1. Type “=PV(” to begin the PV function.
2. Select the cell that contains the interest rate and insert a comma “,” to move to the next argument.
3. Select the cell that contains the total number of payments and insert a comma “,” to move to the next argument.
4. Select the cell that contains the fixed payment and close with the closed parentheses “)” to complete the function. 5. Press the “Enter” key to calculate the result.

Note: The function assumes that the rate is yearly. Since we have the EMI in months, the rate should also be converted into months by simply dividing the rate by 12.

## Calculating the Future Value

The future value (FV) of a loan or investment refers to the amount that will be present at a certain point in the future, assuming a certain rate of return. The future value takes into account the interest earned on the initial investment or principal value over a period of time. In other words, it represents the value of an asset or a liability at a future date based on the current value and the rate of return.

To calculate the future value, we will use the FV function.

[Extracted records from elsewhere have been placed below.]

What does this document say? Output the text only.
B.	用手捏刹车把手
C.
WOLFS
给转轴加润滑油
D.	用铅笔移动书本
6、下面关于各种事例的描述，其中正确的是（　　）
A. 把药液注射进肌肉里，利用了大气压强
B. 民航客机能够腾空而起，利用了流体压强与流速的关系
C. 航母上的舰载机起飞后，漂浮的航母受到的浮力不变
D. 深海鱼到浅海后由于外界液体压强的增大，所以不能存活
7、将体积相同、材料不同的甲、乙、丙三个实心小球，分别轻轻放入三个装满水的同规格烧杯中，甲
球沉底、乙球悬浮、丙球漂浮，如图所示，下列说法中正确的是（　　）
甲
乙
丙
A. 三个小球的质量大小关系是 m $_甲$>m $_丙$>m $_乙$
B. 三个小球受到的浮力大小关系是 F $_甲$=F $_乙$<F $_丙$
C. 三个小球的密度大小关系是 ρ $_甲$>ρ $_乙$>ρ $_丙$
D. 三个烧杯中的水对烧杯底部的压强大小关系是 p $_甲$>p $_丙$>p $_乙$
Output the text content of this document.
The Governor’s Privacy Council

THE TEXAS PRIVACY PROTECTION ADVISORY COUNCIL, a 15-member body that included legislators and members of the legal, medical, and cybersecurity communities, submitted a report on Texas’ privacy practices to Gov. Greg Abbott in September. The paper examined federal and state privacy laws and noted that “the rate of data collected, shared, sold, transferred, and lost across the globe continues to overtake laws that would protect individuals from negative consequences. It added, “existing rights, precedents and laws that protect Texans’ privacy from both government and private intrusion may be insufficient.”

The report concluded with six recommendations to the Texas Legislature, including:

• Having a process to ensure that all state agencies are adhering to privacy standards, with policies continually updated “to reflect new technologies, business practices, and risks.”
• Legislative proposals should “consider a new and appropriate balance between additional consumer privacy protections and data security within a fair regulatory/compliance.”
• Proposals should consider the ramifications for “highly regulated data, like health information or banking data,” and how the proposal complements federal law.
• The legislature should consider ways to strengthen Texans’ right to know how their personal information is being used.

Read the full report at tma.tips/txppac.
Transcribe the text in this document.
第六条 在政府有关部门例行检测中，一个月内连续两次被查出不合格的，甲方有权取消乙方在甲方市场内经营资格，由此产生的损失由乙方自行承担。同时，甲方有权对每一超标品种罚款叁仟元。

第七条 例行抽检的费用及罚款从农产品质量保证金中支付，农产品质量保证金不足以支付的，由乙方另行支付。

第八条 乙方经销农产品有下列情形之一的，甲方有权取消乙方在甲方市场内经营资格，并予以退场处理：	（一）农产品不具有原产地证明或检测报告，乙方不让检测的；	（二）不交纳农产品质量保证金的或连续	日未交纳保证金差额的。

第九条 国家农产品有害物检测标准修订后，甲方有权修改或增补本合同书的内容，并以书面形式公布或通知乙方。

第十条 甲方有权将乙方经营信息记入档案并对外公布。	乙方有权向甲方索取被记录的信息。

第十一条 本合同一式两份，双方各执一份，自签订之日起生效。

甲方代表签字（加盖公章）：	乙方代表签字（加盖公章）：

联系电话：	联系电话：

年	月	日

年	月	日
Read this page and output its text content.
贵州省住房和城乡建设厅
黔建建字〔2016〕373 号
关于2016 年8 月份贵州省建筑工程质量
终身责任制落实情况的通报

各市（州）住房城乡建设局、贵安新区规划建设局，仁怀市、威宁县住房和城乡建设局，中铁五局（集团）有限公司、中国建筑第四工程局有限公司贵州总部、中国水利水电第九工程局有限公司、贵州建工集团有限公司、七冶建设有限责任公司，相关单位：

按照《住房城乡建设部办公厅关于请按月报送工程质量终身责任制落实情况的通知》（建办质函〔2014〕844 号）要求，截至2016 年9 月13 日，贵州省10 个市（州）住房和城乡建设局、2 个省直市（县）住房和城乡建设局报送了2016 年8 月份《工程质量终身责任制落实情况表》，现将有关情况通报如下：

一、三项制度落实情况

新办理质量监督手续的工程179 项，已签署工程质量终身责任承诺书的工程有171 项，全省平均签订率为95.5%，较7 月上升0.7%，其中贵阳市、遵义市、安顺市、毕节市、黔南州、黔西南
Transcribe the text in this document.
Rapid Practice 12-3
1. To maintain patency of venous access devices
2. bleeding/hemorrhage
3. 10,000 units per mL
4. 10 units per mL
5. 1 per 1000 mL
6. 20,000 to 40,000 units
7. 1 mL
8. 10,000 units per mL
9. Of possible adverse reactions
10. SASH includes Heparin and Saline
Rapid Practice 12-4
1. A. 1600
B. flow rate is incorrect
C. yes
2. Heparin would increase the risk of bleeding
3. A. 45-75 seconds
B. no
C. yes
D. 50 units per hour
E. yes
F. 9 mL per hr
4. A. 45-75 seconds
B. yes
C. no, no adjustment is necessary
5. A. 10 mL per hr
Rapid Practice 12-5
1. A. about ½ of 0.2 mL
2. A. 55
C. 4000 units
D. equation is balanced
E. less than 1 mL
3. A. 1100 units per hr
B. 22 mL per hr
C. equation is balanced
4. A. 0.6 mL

The function has the following syntax:

FV(rate, nper, pmt, [pv], [type])

Where:

• rate: the interest rate per period
• nper: the total number of payments
• pmt: the fixed payment made each period
• pv (optional): the present value of the loan or investment, which is the amount you start with. If omitted, it is assumed to be 0.
• type (optional): a value that indicates when payments are due. If type = 0 (default), payments are due at the end of the period. If type = 1, payments are due at the beginning of the period.

### Step-by-step instructions

1. Type “=FV(” to begin the FV function.
2. Select the cell that contains the interest rate and insert a comma “,” to move to the next argument.
3. Select the cell that contains the total number of payments and insert a comma “,” to move to the next argument.
4. Select the cell that contains the fixed payment and close with the closed parentheses “)” to complete the function. 5. Press the “Enter” key to calculate the result.

Note: The function assumes that the rate is yearly. Since we have the EMI in months, the rate should also be converted into months by simply dividing the rate by 12.

## Conclusion

Excel provides several financial functions that are useful for solving various financial problems. The PMT, RATE, NPER, PV, and FV functions are all important tools that can help you calculate various financial metrics, such as loan payments, interest rates, future values, and more.